Writing The TV Animation Premise
Jean Ann Wright.
You want to be an animation writer and you have some really cool ideas for your favorite show. So? First you have to write a sample script to submit to the story editor of that show. Try surfing online to find an actual animation script that you can use as a template for format. Write your sample script for a show that's similar to the show you want to pitch. DO NOT write a sample for the same show you want to pitch, as the story editor will know that show too well and he'll see only the script's flaws. Try to meet professional animation writers and story editors. Learn who they are by looking at the credits of animated shows. Join animation organizations. Go to seminars and workshops and introduce yourself to the writers and story editors there.

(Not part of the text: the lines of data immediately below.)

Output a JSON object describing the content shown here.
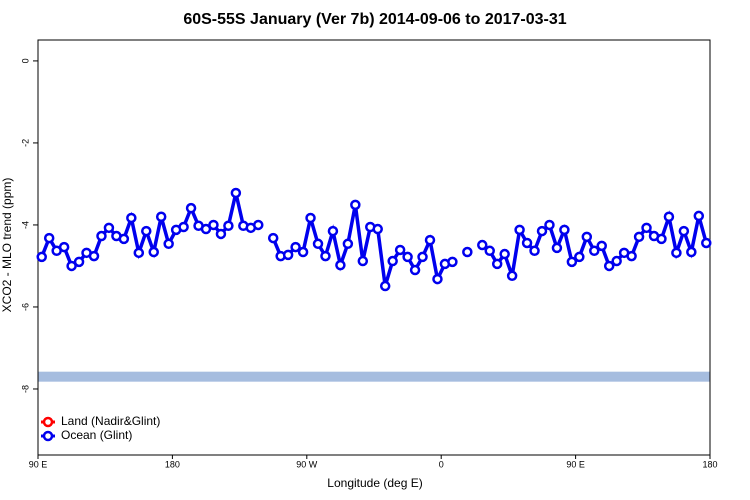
{
  "chart_data": {
    "type": "line",
    "title": "60S-55S January (Ver 7b)   2014-09-06 to 2017-03-31",
    "x_label": "Longitude (deg E)",
    "y_label": "XCO2 - MLO trend (ppm)",
    "x": [
      92.5,
      97.5,
      102.5,
      107.5,
      112.5,
      117.5,
      122.5,
      127.5,
      132.5,
      137.5,
      142.5,
      147.5,
      152.5,
      157.5,
      162.5,
      167.5,
      172.5,
      177.5,
      182.5,
      187.5,
      192.5,
      197.5,
      202.5,
      207.5,
      212.5,
      217.5,
      222.5,
      227.5,
      232.5,
      237.5,
      242.5,
      247.5,
      252.5,
      257.5,
      262.5,
      267.5,
      272.5,
      277.5,
      282.5,
      287.5,
      292.5,
      297.5,
      302.5,
      307.5,
      312.5,
      317.5,
      322.5,
      327.5,
      332.5,
      337.5,
      342.5,
      347.5,
      352.5,
      357.5,
      362.5,
      367.5,
      372.5,
      377.5,
      382.5,
      387.5,
      392.5,
      397.5,
      402.5,
      407.5,
      412.5,
      417.5,
      422.5,
      427.5,
      432.5,
      437.5,
      442.5,
      447.5,
      452.5,
      457.5,
      462.5,
      467.5,
      472.5,
      477.5,
      482.5,
      487.5,
      492.5,
      497.5,
      502.5,
      507.5,
      512.5,
      517.5,
      522.5,
      527.5,
      532.5,
      537.5
    ],
    "series": [
      {
        "name": "Land (Nadir&Glint)",
        "color": "#ff0000",
        "values": [
          null,
          null,
          null,
          null,
          null,
          null,
          null,
          null,
          null,
          null,
          null,
          null,
          null,
          null,
          null,
          null,
          null,
          null,
          null,
          null,
          null,
          null,
          null,
          null,
          null,
          null,
          null,
          null,
          null,
          null,
          null,
          null,
          null,
          null,
          null,
          null,
          null,
          null,
          null,
          null,
          null,
          null,
          null,
          null,
          null,
          null,
          null,
          null,
          null,
          null,
          null,
          null,
          null,
          null,
          null,
          null,
          null,
          null,
          null,
          null,
          null,
          null,
          null,
          null,
          null,
          null,
          null,
          null,
          null,
          null,
          null,
          null,
          null,
          null,
          null,
          null,
          null,
          null,
          null,
          null,
          null,
          null,
          null,
          null,
          null,
          null,
          null,
          null,
          null,
          null
        ]
      },
      {
        "name": "Ocean (Glint)",
        "color": "#0000ee",
        "values": [
          -4.78,
          -4.32,
          -4.63,
          -4.54,
          -5.0,
          -4.9,
          -4.68,
          -4.76,
          -4.27,
          -4.07,
          -4.27,
          -4.34,
          -3.83,
          -4.68,
          -4.15,
          -4.66,
          -3.8,
          -4.46,
          -4.12,
          -4.05,
          -3.59,
          -4.02,
          -4.1,
          -4.0,
          -4.22,
          -4.02,
          -3.22,
          -4.02,
          -4.07,
          -4.0,
          null,
          -4.32,
          -4.76,
          -4.73,
          -4.54,
          -4.66,
          -3.83,
          -4.46,
          -4.76,
          -4.15,
          -4.98,
          -4.46,
          -3.51,
          -4.88,
          -4.05,
          -4.1,
          -5.49,
          -4.88,
          -4.61,
          -4.78,
          -5.1,
          -4.78,
          -4.37,
          -5.32,
          -4.95,
          -4.9,
          null,
          -4.66,
          null,
          -4.49,
          -4.63,
          -4.95,
          -4.71,
          -5.24,
          -4.12,
          -4.44,
          -4.63,
          -4.15,
          -4.0,
          -4.56,
          -4.12,
          -4.9,
          -4.78,
          -4.29,
          -4.63,
          -4.51,
          -5.0,
          -4.88,
          -4.68,
          -4.76,
          -4.29,
          -4.07,
          -4.27,
          -4.34,
          -3.8,
          -4.68,
          -4.15,
          -4.66,
          -3.78,
          -4.44
        ]
      }
    ],
    "xlim": [
      90,
      540
    ],
    "xticks": [
      {
        "value": 90,
        "label": "90 E"
      },
      {
        "value": 180,
        "label": "180"
      },
      {
        "value": 270,
        "label": "90 W"
      },
      {
        "value": 360,
        "label": "0"
      },
      {
        "value": 450,
        "label": "90 E"
      },
      {
        "value": 540,
        "label": "180"
      }
    ],
    "ylim": [
      -9.61,
      0.51
    ],
    "yticks": [
      0,
      -2,
      -4,
      -6,
      -8
    ],
    "band": {
      "value": -7.7,
      "color": "#a6bddf"
    },
    "legend": "bottom-left"
  }
}
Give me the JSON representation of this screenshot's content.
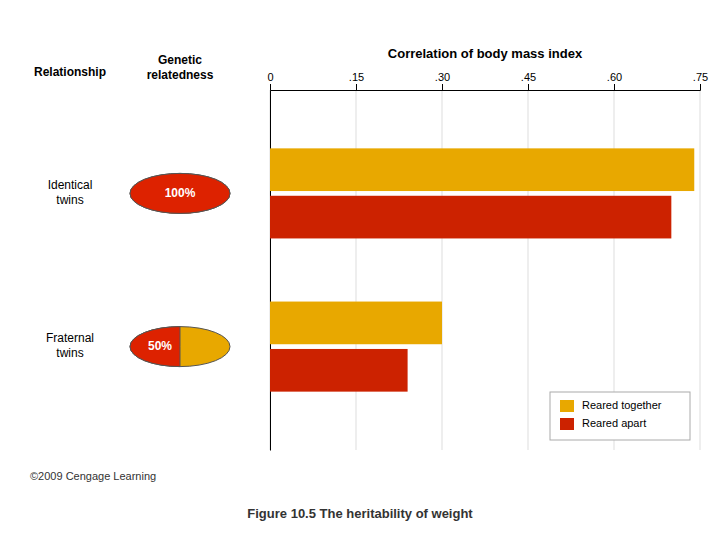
{
  "chart_data": {
    "type": "bar",
    "orientation": "horizontal",
    "title": "Figure 10.5  The heritability of weight",
    "xlabel": "Correlation of body mass index",
    "ylabel": "Relationship",
    "categories": [
      "Identical\ntwins",
      "Fraternal\ntwins"
    ],
    "series": [
      {
        "name": "Reared together",
        "color": "#E8A800",
        "values": [
          0.74,
          0.3
        ]
      },
      {
        "name": "Reared apart",
        "color": "#CC2200",
        "values": [
          0.7,
          0.24
        ]
      }
    ],
    "xlim": [
      0,
      0.75
    ],
    "xticks": [
      0,
      {
        "value": 0.15,
        "label": ".15"
      },
      {
        "value": 0.3,
        "label": ".30"
      },
      {
        "value": 0.45,
        "label": ".45"
      },
      {
        "value": 0.6,
        "label": ".60"
      },
      {
        "value": 0.75,
        "label": ".75"
      }
    ],
    "grid": true,
    "legend": "lower right",
    "relatedness": {
      "label": "Genetic\nrelatedness",
      "values": [
        100,
        50
      ],
      "value_labels": [
        "100%",
        "50%"
      ],
      "colors": [
        "#DD2200",
        "#E8A800"
      ]
    },
    "annotations": [
      "©2009 Cengage Learning"
    ]
  }
}
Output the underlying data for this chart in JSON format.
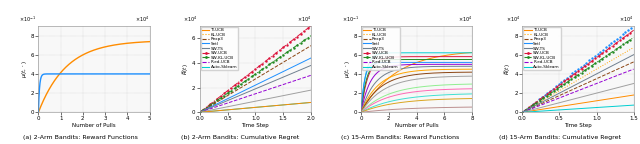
{
  "fig_width": 6.4,
  "fig_height": 1.44,
  "dpi": 100,
  "ax_bg": "#f8f8f8",
  "fig_bg": "#ffffff",
  "subplot_titles": [
    "(a) 2-Arm Bandits: Reward Functions",
    "(b) 2-Arm Bandits: Cumulative Regret",
    "(c) 15-Arm Bandits: Reward Functions",
    "(d) 15-Arm Bandits: Cumulative Regret"
  ],
  "legend_entries": [
    {
      "label": "TI-UCB",
      "color": "#ff8c00",
      "ls": "-",
      "lw": 0.9,
      "marker": null
    },
    {
      "label": "KL-UCB",
      "color": "#ffa500",
      "ls": ":",
      "lw": 0.9,
      "marker": null
    },
    {
      "label": "Rexp3",
      "color": "#8b4513",
      "ls": "--",
      "lw": 0.9,
      "marker": null
    },
    {
      "label": "SetI",
      "color": "#1e90ff",
      "ls": "-",
      "lw": 0.9,
      "marker": null
    },
    {
      "label": "SW-TS",
      "color": "#708090",
      "ls": "-",
      "lw": 0.9,
      "marker": null
    },
    {
      "label": "SW-UCB",
      "color": "#dc143c",
      "ls": "-.",
      "lw": 0.9,
      "marker": "o"
    },
    {
      "label": "SW-KL-UCB",
      "color": "#228b22",
      "ls": "-.",
      "lw": 0.9,
      "marker": "o"
    },
    {
      "label": "R-ed-UCB",
      "color": "#9400d3",
      "ls": "--",
      "lw": 0.9,
      "marker": null
    },
    {
      "label": "Auto-Sklearn",
      "color": "#00ced1",
      "ls": "-",
      "lw": 0.9,
      "marker": null
    }
  ],
  "panel_a": {
    "orange_rate": 8e-05,
    "orange_asym": 7.5,
    "blue_rate": 0.002,
    "blue_asym": 4.0,
    "orange_color": "#ff8c00",
    "blue_color": "#1e90ff",
    "xlim": [
      0,
      5
    ],
    "ylim": [
      0,
      9
    ],
    "yticks": [
      0,
      2,
      4,
      6,
      8
    ],
    "xticks": [
      0,
      1,
      2,
      3,
      4,
      5
    ],
    "xlabel": "Number of Pulls",
    "ylabel": "$\\mu(t,\\cdot)$",
    "x_exp": "4",
    "y_exp": "-1"
  },
  "panel_b": {
    "xlim": [
      0,
      2.0
    ],
    "ylim": [
      0,
      7
    ],
    "yticks": [
      0,
      2,
      4,
      6
    ],
    "xticks": [
      0.0,
      0.5,
      1.0,
      1.5,
      2.0
    ],
    "xlabel": "Time Step",
    "ylabel": "$\\widehat{R}(t)$",
    "x_exp": "4",
    "y_exp": "4",
    "curves": [
      {
        "color": "#dc143c",
        "ls": "-.",
        "slope": 3.4,
        "noisy": true,
        "marker": "o"
      },
      {
        "color": "#228b22",
        "ls": "-.",
        "slope": 3.0,
        "noisy": true,
        "marker": "o"
      },
      {
        "color": "#8b4513",
        "ls": "--",
        "slope": 2.7,
        "noisy": false,
        "marker": null
      },
      {
        "color": "#1e90ff",
        "ls": "-",
        "slope": 2.2,
        "noisy": false,
        "marker": null
      },
      {
        "color": "#708090",
        "ls": "-",
        "slope": 1.9,
        "noisy": false,
        "marker": null
      },
      {
        "color": "#9400d3",
        "ls": "--",
        "slope": 1.5,
        "noisy": false,
        "marker": null
      },
      {
        "color": "#a0a0a0",
        "ls": "-",
        "slope": 0.9,
        "noisy": false,
        "marker": null
      },
      {
        "color": "#00ced1",
        "ls": "-",
        "slope": 0.4,
        "noisy": false,
        "marker": null
      },
      {
        "color": "#ff8c00",
        "ls": "-",
        "slope": 0.4,
        "noisy": false,
        "marker": null
      }
    ]
  },
  "panel_c": {
    "xlim": [
      0,
      8
    ],
    "ylim": [
      0,
      9
    ],
    "yticks": [
      0,
      2,
      4,
      6,
      8
    ],
    "xticks": [
      0,
      2,
      4,
      6,
      8
    ],
    "xlabel": "Number of Pulls",
    "ylabel": "$\\mu(t,\\cdot)$",
    "x_exp": "4",
    "y_exp": "-1",
    "colors": [
      "#ff8c00",
      "#00ced1",
      "#dc143c",
      "#228b22",
      "#1e90ff",
      "#9400d3",
      "#708090",
      "#ffa500",
      "#8b4513",
      "#a0a0a0",
      "#90ee90",
      "#ff69b4",
      "#40e0d0",
      "#daa520",
      "#bc8f8f"
    ],
    "asyms": [
      6.5,
      6.2,
      5.8,
      5.5,
      5.2,
      5.0,
      4.8,
      4.5,
      4.2,
      3.8,
      3.0,
      2.5,
      2.0,
      1.5,
      0.6
    ],
    "rates": [
      4e-05,
      0.0003,
      0.0002,
      0.00025,
      0.0004,
      0.00015,
      0.0001,
      8e-05,
      7e-05,
      6e-05,
      5e-05,
      5e-05,
      4e-05,
      4e-05,
      3e-05
    ]
  },
  "panel_d": {
    "xlim": [
      0,
      1.5
    ],
    "ylim": [
      0,
      9
    ],
    "yticks": [
      0,
      2,
      4,
      6,
      8
    ],
    "xticks": [
      0.0,
      0.5,
      1.0,
      1.5
    ],
    "xlabel": "Time Step",
    "ylabel": "$\\widehat{R}(t)$",
    "x_exp": "4",
    "y_exp": "4",
    "curves": [
      {
        "color": "#1e90ff",
        "ls": "-",
        "slope": 6.0,
        "noisy": false,
        "marker": "+"
      },
      {
        "color": "#ffa500",
        "ls": ":",
        "slope": 4.5,
        "noisy": false,
        "marker": null
      },
      {
        "color": "#ff8c00",
        "ls": "-",
        "slope": 1.2,
        "noisy": false,
        "marker": null
      },
      {
        "color": "#8b4513",
        "ls": "--",
        "slope": 3.5,
        "noisy": false,
        "marker": null
      },
      {
        "color": "#dc143c",
        "ls": "-.",
        "slope": 5.5,
        "noisy": true,
        "marker": "o"
      },
      {
        "color": "#228b22",
        "ls": "-.",
        "slope": 5.0,
        "noisy": true,
        "marker": "o"
      },
      {
        "color": "#708090",
        "ls": "-",
        "slope": 4.0,
        "noisy": false,
        "marker": null
      },
      {
        "color": "#9400d3",
        "ls": "--",
        "slope": 3.0,
        "noisy": false,
        "marker": null
      },
      {
        "color": "#a0a0a0",
        "ls": "-",
        "slope": 2.0,
        "noisy": false,
        "marker": null
      },
      {
        "color": "#00ced1",
        "ls": "-",
        "slope": 0.5,
        "noisy": false,
        "marker": null
      }
    ]
  }
}
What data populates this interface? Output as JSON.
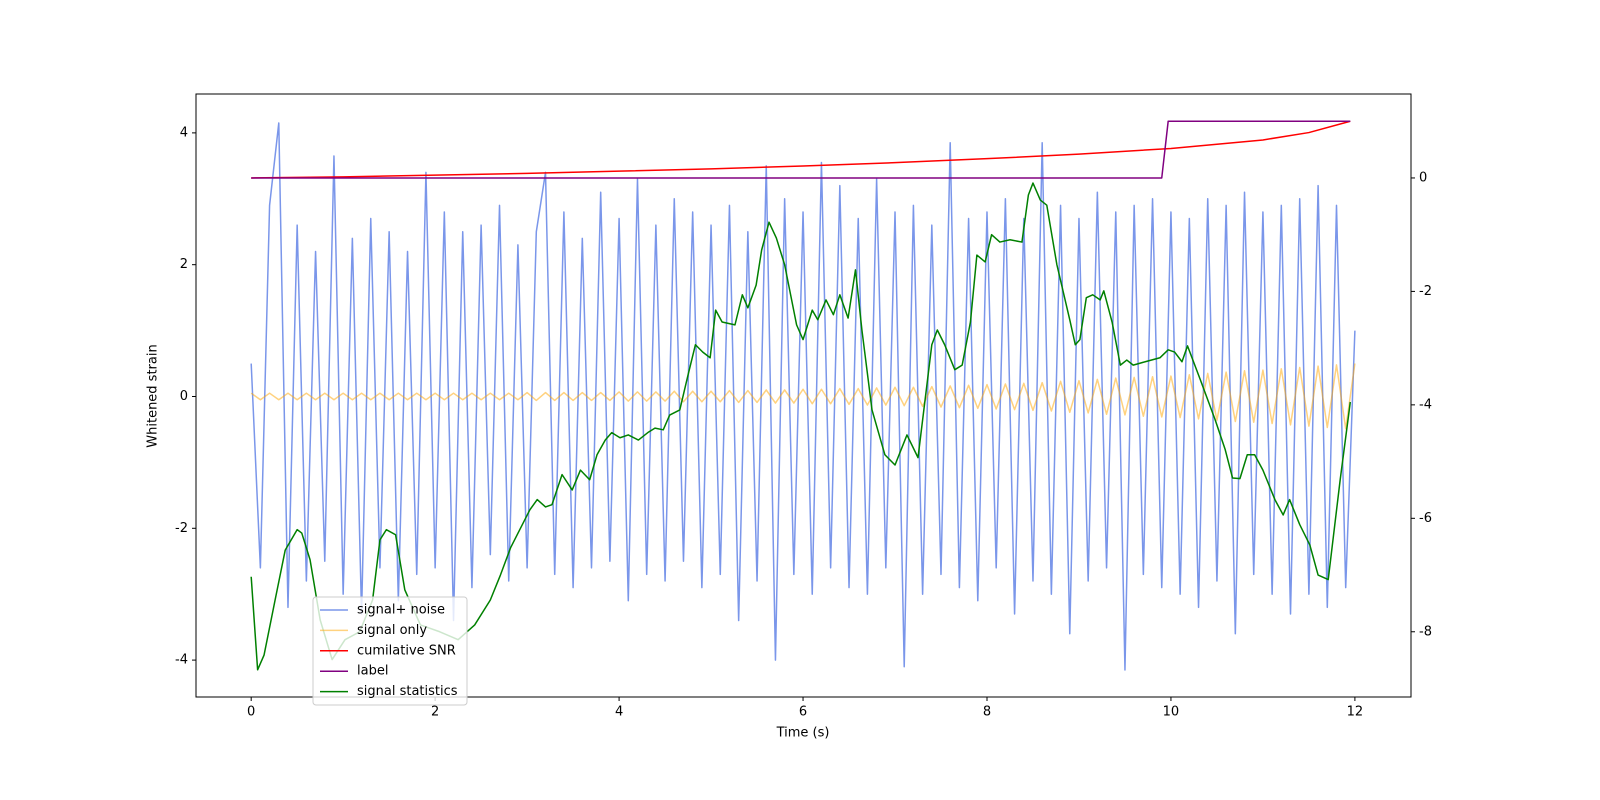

Network! But never be a pest! When your sample script is ready, contact the story editor you want to pitch, and ask if you can submit a sample of your writing. Be sure it's your very best! You can submit a copy of your sample script to an animation agent as well, but an agent is not a must to find work.
Meeting the Story Editor
Before you meet with a story editor, watch as many episodes as you can of that story editor's show. Watch it when it airs; watch old episodes that you've previously taped or rented. Analyze the episodes. How long is each? What makes this show popular? How is it different? What's the level of reality? What are the rules of that cartoon universe? What makes it funny? Who are the main characters, and what makes them funny? Make notes about each. How many characters are in a typical episode? How many locations are used in each? Analyze the structure. Who wants what? Time exactly where each plot point comes in. What kind of humor is used? Is there a lesson, and how is it handled? Be sure you really know the main characters and their attitude! The more that you know about the show, the better chance you have of getting a shot at writing an episode. And usually you get that shot by submitting written premises or story ideas. Premises are short and written in narrative form. Unfortunately, there's no pay for writing them.
OK! The story editor likes your script, and you've set up a meeting. Come prepared with several imaginative, twenty-five-word-or-less ideas for episodes, springboards that you can pitch verbally, if asked. Request a bible of the show, a script and a copy of several premises. The writer's bible contains information about the show and the show's characters. Listen carefully to everything the story editor tells you, and make notes. Ask questions. Does this show have an A plot and a B plot? Short cartoons do not, longer cartoons often do. Does the show have a joke ratio per page? What are the demographics or target age of this show? And is the target specific, or are the executives hoping for a wide range of viewers? What length does the story editor want your premises to be? Usual length is about one page, but each story editor has his own preference. How many premises does the editor want you to write before submitting the batch...three, four? When do you need to submit your first batch? Animation writing deadlines are usually very short, and you'll want to submit your ideas quickly. As a new writer, you'll probably be lucky to have one idea selected. And you may have to submit premises a number of times before any are given the go-ahead.